# Anubias nana for a 1.5 gal?



## Kehy (Apr 19, 2011)

I've got my little tank with a short but bushy java fern, and a dwarf lilly that right now only has pretty red lilly pads at the top. I have a bb-sized gravel substrate with a UGF I'm planning on phasing out when I get my new filter in a day or two. Lightwise, I just have the standard light. So I'm about unleash a ton of newb-ish questions, sorry! 

My question is would anubis work in my tank? I'm not particularly worried about what it will do to the UGF, and I heard that you can get it to attach to rocks instead of rooting straight into the gravel. Is this right? Also, I'm guessing that my filter will probably have a fairly strong current how well it would put up with that?

I'd love to look into other plants, but the only place to get them around here is my LF/PS, and they don't have the plant tags where it's easy to read them. I'm pretty sure I've found an anubias, and I might be able to figure out what other stuff is, but I don't want to get plants that I can't figure out what they are. Anyways, thanks for any help!


----------



## majerah1 (Oct 29, 2010)

From what Ive heard,anubias stays little.You can also try rotal rotundifolia,it is a stem plant and will root into the substrate.The light you have,it being such a small tank,may be ok for it.Just a few small stems would look pretty good.Is this a betta tank?If so then be sure the current doesnt affect the fish too much.The plants will do well with a current as long as its not a whirlpool,lol.A microsword would look nice too,but they spread.If you have a larger tank,it would be good to take the clippings from the little one and use them in the larger one.Ive had great results doing this.Just dont let the plants take over to the point you dont see the fish.Ive done this,and while striking,it gets old playing "Find the Fish".


----------



## mk4gti (Jun 15, 2010)

yeah its fine, they dont require much light either. Not to sure what u got on a 1.5 light wise.


----------



## Kehy (Apr 19, 2011)

majerah1 said:


> From what Ive heard,anubias stays little.You can also try rotal rotundifolia,it is a stem plant and will root into the substrate.The light you have,it being such a small tank,may be ok for it.Just a few small stems would look pretty good.Is this a betta tank?If so then be sure the current doesnt affect the fish too much.The plants will do well with a current as long as its not a whirlpool,lol.A microsword would look nice too,but they spread.If you have a larger tank,it would be good to take the clippings from the little one and use them in the larger one.Ive had great results doing this.Just dont let the plants take over to the point you dont see the fish.Ive done this,and while striking,it gets old playing "Find the Fish".

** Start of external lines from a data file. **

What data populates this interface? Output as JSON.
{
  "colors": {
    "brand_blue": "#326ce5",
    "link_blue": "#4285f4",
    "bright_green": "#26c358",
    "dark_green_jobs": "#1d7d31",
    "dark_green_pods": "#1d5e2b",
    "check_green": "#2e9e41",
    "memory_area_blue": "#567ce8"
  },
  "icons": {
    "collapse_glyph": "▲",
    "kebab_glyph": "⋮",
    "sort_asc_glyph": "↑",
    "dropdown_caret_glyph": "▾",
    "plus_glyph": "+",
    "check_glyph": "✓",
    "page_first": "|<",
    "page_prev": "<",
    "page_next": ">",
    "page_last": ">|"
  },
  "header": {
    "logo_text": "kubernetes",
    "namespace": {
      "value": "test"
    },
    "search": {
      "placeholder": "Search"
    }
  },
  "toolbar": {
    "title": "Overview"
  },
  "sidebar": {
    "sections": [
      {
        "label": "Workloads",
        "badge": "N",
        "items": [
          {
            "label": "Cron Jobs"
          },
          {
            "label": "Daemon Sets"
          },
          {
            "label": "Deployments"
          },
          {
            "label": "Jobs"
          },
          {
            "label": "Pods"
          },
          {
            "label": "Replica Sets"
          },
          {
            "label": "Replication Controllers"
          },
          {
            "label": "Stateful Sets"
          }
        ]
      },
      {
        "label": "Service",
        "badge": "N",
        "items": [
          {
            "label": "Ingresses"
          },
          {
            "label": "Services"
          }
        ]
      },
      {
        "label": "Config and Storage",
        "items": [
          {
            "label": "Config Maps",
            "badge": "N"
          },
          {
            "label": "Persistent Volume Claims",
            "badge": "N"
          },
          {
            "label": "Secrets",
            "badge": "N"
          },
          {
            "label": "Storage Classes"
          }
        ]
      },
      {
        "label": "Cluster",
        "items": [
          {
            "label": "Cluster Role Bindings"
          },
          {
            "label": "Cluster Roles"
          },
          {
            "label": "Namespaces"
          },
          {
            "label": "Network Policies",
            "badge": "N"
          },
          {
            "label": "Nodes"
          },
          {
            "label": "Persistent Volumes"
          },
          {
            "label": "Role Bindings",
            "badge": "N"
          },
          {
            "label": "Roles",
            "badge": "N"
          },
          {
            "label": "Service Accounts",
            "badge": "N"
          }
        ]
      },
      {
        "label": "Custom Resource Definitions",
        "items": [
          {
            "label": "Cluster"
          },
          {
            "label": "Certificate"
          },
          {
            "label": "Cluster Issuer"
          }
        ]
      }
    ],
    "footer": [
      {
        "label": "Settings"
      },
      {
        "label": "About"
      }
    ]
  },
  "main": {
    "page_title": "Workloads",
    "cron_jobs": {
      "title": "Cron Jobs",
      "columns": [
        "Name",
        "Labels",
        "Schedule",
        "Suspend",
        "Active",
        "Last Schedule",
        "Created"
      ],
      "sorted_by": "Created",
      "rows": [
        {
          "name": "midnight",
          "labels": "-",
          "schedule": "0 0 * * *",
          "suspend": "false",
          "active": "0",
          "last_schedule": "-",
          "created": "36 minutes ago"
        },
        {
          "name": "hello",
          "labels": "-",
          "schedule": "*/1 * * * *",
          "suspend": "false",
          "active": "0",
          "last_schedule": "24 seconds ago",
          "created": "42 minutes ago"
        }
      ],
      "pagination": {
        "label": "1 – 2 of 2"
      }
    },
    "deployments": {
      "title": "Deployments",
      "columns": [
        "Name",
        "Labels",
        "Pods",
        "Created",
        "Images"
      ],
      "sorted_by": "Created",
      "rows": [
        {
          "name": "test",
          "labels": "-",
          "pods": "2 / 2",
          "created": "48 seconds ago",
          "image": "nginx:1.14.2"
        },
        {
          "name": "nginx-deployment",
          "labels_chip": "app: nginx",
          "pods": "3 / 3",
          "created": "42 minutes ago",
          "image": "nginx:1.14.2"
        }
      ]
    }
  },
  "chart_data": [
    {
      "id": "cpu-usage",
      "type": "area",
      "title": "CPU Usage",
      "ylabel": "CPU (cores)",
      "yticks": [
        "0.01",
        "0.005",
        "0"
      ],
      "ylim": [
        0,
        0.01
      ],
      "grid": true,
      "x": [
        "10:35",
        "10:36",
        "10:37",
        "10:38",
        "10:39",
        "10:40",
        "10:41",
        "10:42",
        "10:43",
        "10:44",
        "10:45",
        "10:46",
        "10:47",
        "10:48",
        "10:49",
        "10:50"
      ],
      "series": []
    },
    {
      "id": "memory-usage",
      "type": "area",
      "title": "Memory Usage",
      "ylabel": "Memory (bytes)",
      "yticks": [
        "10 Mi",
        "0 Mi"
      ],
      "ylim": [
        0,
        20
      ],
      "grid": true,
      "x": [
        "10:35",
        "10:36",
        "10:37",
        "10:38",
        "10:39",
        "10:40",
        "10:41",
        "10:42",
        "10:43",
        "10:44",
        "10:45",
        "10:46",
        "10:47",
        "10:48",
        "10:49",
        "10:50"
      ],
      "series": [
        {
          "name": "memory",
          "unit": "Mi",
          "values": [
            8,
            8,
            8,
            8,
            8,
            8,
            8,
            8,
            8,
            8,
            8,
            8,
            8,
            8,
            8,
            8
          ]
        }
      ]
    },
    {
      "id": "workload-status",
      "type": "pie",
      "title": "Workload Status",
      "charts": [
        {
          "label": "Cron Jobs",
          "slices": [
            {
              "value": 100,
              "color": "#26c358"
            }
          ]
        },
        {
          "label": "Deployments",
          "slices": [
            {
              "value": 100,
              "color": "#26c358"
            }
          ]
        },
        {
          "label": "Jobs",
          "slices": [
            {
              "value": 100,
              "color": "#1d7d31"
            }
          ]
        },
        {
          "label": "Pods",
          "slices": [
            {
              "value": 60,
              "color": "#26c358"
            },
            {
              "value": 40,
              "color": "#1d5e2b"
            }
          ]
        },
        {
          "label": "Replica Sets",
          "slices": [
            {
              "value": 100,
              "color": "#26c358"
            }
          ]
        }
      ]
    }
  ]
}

I've thought about getting microswords, it's one of the only other plants I can ID at my store, lol. A lawn of them might look pretty.
I think I might be able to keep the current from being too strong by putting rocks around the filter and blocking the current that way, hopefully. Thanks!


----------



## mk4gti (Jun 15, 2010)

for that substrate i think the anubias would do better IMO.


----------